Outre l'avantage de désacraliser l'écrit dès le plus jeune âge, cette production permet à l'enfant de faire la différence entre l'acte de lire et d'écrire et donne par la suite à l'enfant la possibilité de se poser des questions, de fournir un travail réflexif sur la langue au fur et à mesure des apprentissages qui s'établissent en parallèle. Parfois dès la P.S et assurément en M.S, les enfants établissent un parallèle avec l'unité-son que forme la lettre connue puis la syllabe d'un prénom ou mot connu. A ce sujet, le travail sur les prénoms est d'une richesse inépuisable... et c'est ainsi qu'apparaît l'écriture phonographique...et la lecture !

 

* J'avais d'autre part été sensibilisée pendant mes "années fac" par les travaux d'Emilia Ferreiro. Autre article plus développé ici.

 

Un très bon article extrait de La vie pédagogique n°117 explique le développement de la conscience de l'écrit chez l'enfant :ici

 

L'écriture inventée est donc, selon moi, la première étape de cette conscience. Elle permet à l'enfant d'observer la langue pour voir comment elle se construit. Elle fait partie également des prémices de la lecture. C'est ainsi que je me suis "faite avoir" par ma fille. Refusant, malgré ses insistances, de lui apprendre à lire et "jouer à la maîtresse" avec elle, elle a très tôt manifesté le désir d'écrire; elle me demandait donc régulièrement comment s'écrivait tel ou tel son qu'elle ne parvenait pas à graphier et je l'entendais "chanter" les sons des syllabes dont elle avait besoin... imbibée du travail que sa maîtresse effectuait avec les M.S de sa classe. Un beau jour, alors qu'elle jouait avec l'une de ses copines qui manifestait le même désir d'écrire, je les ai entendues effectuer une démarche réflexive sur l'écriture du prénom "Laura", orthographié bien évidemment "LORA". Petit à petit, je me suis aperçue qu'elle parvenait sans problème à lire des syllabes simples puis à assimiler naturellement les sons complexes qui apparaissaient dans les prénoms de sa classe en déchiffrant, comme la plupart des enfants aiment le faire, les boîtes alimentaires style cacao ou lait... Un autre avantage de l'écriture...

 

* En cycle II apparaît l'orthographe...Quid de l'écriture inventée qui ne subit pas cette "sanction" de l'othographe? Le trait d'union consiste en la démarche réflexive; les enfants ayant eu l'habitude de se poser des questions sur la façon d'écrire une syllabe vont avoir le même plaisir avec l'orthographe... pour peu qu'il soit soutenu et alimenté par l'enthousisame de l'enseignant(e)!

 

Dès la G.S, je sensibilise les enfants à l'orthographe. Lorsque nous abordons des mots extraits d'un album, j'incite les enfants à rechercher les orthographes possibles des mots souhaités puis nous invalidons ensemble les incohérences et je leur donne -quand c'est possible - des explications sur telle ou telle graphie... ce qui est régulier pour les lettres finales et les dérivés linguisitiques (par exemple le -R final de "boulanger" qui s'explique par son dérivé "boulangerie"...).

 

Cette démarche est ritualisée chez les C.P. Chaque matin, l'enfant-responsable lit le mot du jour dans un chevalet des "Incollables". Ensemble, nous cherchons la définition possible... validée par la lecture dans le chevalet; là, c'est la partie vocabulaire.

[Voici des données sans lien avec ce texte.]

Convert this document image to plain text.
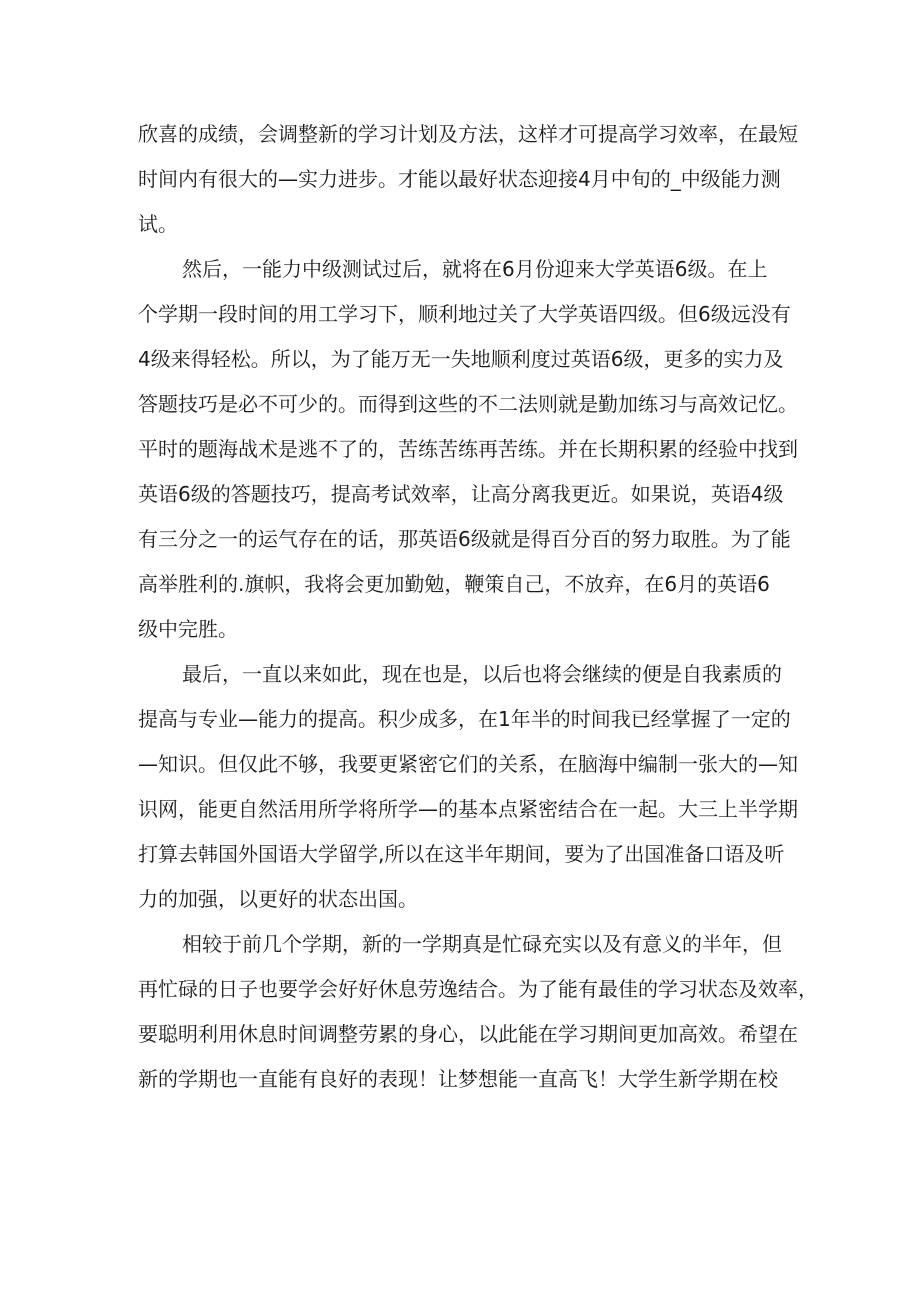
欣喜的成绩，会调整新的学习计划及方法，这样才可提高学习效率，在最短
时间内有很大的—实力进步。才能以最好状态迎接4月中旬的_中级能力测
试。
然后，一能力中级测试过后，就将在6月份迎来大学英语6级。在上
个学期一段时间的用工学习下，顺利地过关了大学英语四级。但6级远没有
4级来得轻松。所以，为了能万无一失地顺利度过英语6级，更多的实力及
答题技巧是必不可少的。而得到这些的不二法则就是勤加练习与高效记忆。
平时的题海战术是逃不了的，苦练苦练再苦练。并在长期积累的经验中找到
英语6级的答题技巧，提高考试效率，让高分离我更近。如果说，英语4级
有三分之一的运气存在的话，那英语6级就是得百分百的努力取胜。为了能
高举胜利的.旗帜，我将会更加勤勉，鞭策自己，不放弃，在6月的英语6
级中完胜。
最后，一直以来如此，现在也是，以后也将会继续的便是自我素质的
提高与专业—能力的提高。积少成多，在1年半的时间我已经掌握了一定的
—知识。但仅此不够，我要更紧密它们的关系，在脑海中编制一张大的—知
识网，能更自然活用所学将所学—的基本点紧密结合在一起。大三上半学期
打算去韩国外国语大学留学,所以在这半年期间，要为了出国准备口语及听
力的加强，以更好的状态出国。
相较于前几个学期，新的一学期真是忙碌充实以及有意义的半年，但
再忙碌的日子也要学会好好休息劳逸结合。为了能有最佳的学习状态及效率，
要聪明利用休息时间调整劳累的身心，以此能在学习期间更加高效。希望在
新的学期也一直能有良好的表现！让梦想能一直高飞！大学生新学期在校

Nous poursuivons ensuite par la formulation par l'élève-responsable d'une phrase réemployant le mot du jour, ce qui me permet de vérifier la compréhension.

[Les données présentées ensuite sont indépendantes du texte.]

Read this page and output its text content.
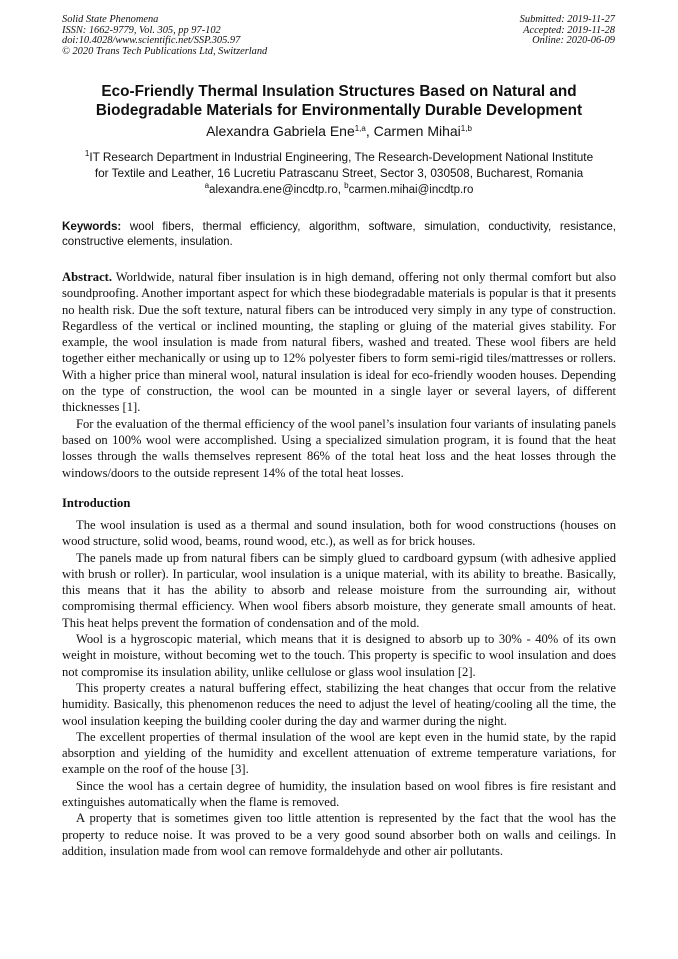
Solid State Phenomena
ISSN: 1662-9779, Vol. 305, pp 97-102
doi:10.4028/www.scientific.net/SSP.305.97
© 2020 Trans Tech Publications Ltd, Switzerland
Submitted: 2019-11-27
Accepted: 2019-11-28
Online: 2020-06-09
Eco-Friendly Thermal Insulation Structures Based on Natural and
Biodegradable Materials for Environmentally Durable Development
Alexandra Gabriela Ene$^{1,a}$, Carmen Mihai$^{1,b}$
$^1$IT Research Department in Industrial Engineering, The Research-Development National Institute
for Textile and Leather, 16 Lucretiu Patrascanu Street, Sector 3, 030508, Bucharest, Romania
$^a$alexandra.ene@incdtp.ro, $^b$carmen.mihai@incdtp.ro
Keywords: wool fibers, thermal efficiency, algorithm, software, simulation, conductivity, resistance, constructive elements, insulation.

Abstract. Worldwide, natural fiber insulation is in high demand, offering not only thermal comfort but also soundproofing. Another important aspect for which these biodegradable materials is popular is that it presents no health risk. Due the soft texture, natural fibers can be introduced very simply in any type of construction. Regardless of the vertical or inclined mounting, the stapling or gluing of the material gives stability. For example, the wool insulation is made from natural fibers, washed and treated. These wool fibers are held together either mechanically or using up to 12% polyester fibers to form semi-rigid tiles/mattresses or rollers. With a higher price than mineral wool, natural insulation is ideal for eco-friendly wooden houses. Depending on the type of construction, the wool can be mounted in a single layer or several layers, of different thicknesses [1].

For the evaluation of the thermal efficiency of the wool panel’s insulation four variants of insulating panels based on 100% wool were accomplished. Using a specialized simulation program, it is found that the heat losses through the walls themselves represent 86% of the total heat loss and the heat losses through the windows/doors to the outside represent 14% of the total heat losses.

Introduction

The wool insulation is used as a thermal and sound insulation, both for wood constructions (houses on wood structure, solid wood, beams, round wood, etc.), as well as for brick houses.

The panels made up from natural fibers can be simply glued to cardboard gypsum (with adhesive applied with brush or roller). In particular, wool insulation is a unique material, with its ability to breathe. Basically, this means that it has the ability to absorb and release moisture from the surrounding air, without compromising thermal efficiency. When wool fibers absorb moisture, they generate small amounts of heat. This heat helps prevent the formation of condensation and of the mold.

Wool is a hygroscopic material, which means that it is designed to absorb up to 30% - 40% of its own weight in moisture, without becoming wet to the touch. This property is specific to wool insulation and does not compromise its insulation ability, unlike cellulose or glass wool insulation [2].

This property creates a natural buffering effect, stabilizing the heat changes that occur from the relative humidity. Basically, this phenomenon reduces the need to adjust the level of heating/cooling all the time, the wool insulation keeping the building cooler during the day and warmer during the night.

The excellent properties of thermal insulation of the wool are kept even in the humid state, by the rapid absorption and yielding of the humidity and excellent attenuation of extreme temperature variations, for example on the roof of the house [3].

Since the wool has a certain degree of humidity, the insulation based on wool fibres is fire resistant and extinguishes automatically when the flame is removed.

A property that is sometimes given too little attention is represented by the fact that the wool has the property to reduce noise. It was proved to be a very good sound absorber both on walls and ceilings. In addition, insulation made from wool can remove formaldehyde and other air pollutants.
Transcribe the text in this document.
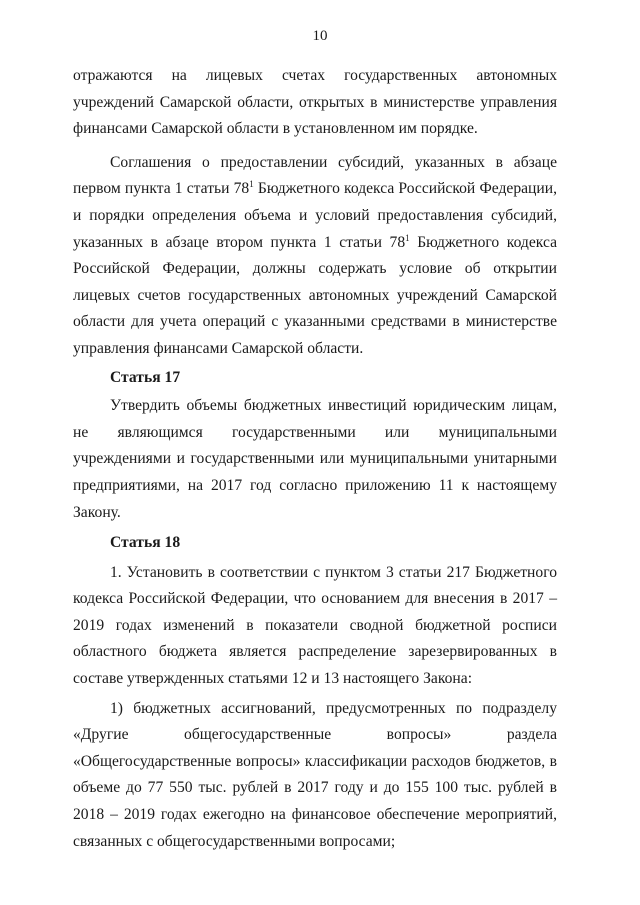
10

отражаются на лицевых счетах государственных автономных учреждений Самарской области, открытых в министерстве управления финансами Самарской области в установленном им порядке.

Соглашения о предоставлении субсидий, указанных в абзаце первом пункта 1 статьи $78^1$ Бюджетного кодекса Российской Федерации, и порядки определения объема и условий предоставления субсидий, указанных в абзаце втором пункта 1 статьи $78^1$ Бюджетного кодекса Российской Федерации, должны содержать условие об открытии лицевых счетов государственных автономных учреждений Самарской области для учета операций с указанными средствами в министерстве управления финансами Самарской области.

Статья 17

Утвердить объемы бюджетных инвестиций юридическим лицам, не являющимся государственными или муниципальными учреждениями и государственными или муниципальными унитарными предприятиями, на 2017 год согласно приложению 11 к настоящему Закону.

Статья 18

1. Установить в соответствии с пунктом 3 статьи 217 Бюджетного кодекса Российской Федерации, что основанием для внесения в 2017 – 2019 годах изменений в показатели сводной бюджетной росписи областного бюджета является распределение зарезервированных в составе утвержденных статьями 12 и 13 настоящего Закона:

1) бюджетных ассигнований, предусмотренных по подразделу «Другие общегосударственные вопросы» раздела «Общегосударственные вопросы» классификации расходов бюджетов, в объеме до 77 550 тыс. рублей в 2017 году и до 155 100 тыс. рублей в 2018 – 2019 годах ежегодно на финансовое обеспечение мероприятий, связанных с общегосударственными вопросами;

Arrive alors le domaine de l'orthographe... Au lieu d'écrire au tableau la phrase dictée, je demande à chaque enfant de réfléchir sur l'un des mots constitutifs de la phrase. Pour ce faire, je les incite à donner spontanément la graphie de la syllabe puis les autres graphies possibles:

 

   Par exemple:    BOUL an G é

                         BOUL en G ez

                                          et

                                          er

Cette manipulation peut se faire uniquement à l'oral ou comme dans l'exemple, à l'écrit.  Les enfants se réfèrent aux mots ou prénoms connus ( " on peut écrire le EN de ClémENt  ou le AN d'ANdréa ... "). Je barre ensuite les propositions qui ne conviennent pas pour laisser la place à la bonne graphie. On utilise régulièrement le dictionnaire pour d'une part montrer son utilisation et d'autre part, vérifier autrement que par la parole de l'enseignante.

 

De même, nous réfléchissons à la grammaire (avec le -S du pluriel, le -nt des verbes...), aux règles ( le -m devant m/b/p) grâce à ce petit rituel.

 

A noter que pour les élèves en difficultés, je leur demande de suivre la démarche suivante: aide à la transcription de mots de l'excellent site d'aide Instit90.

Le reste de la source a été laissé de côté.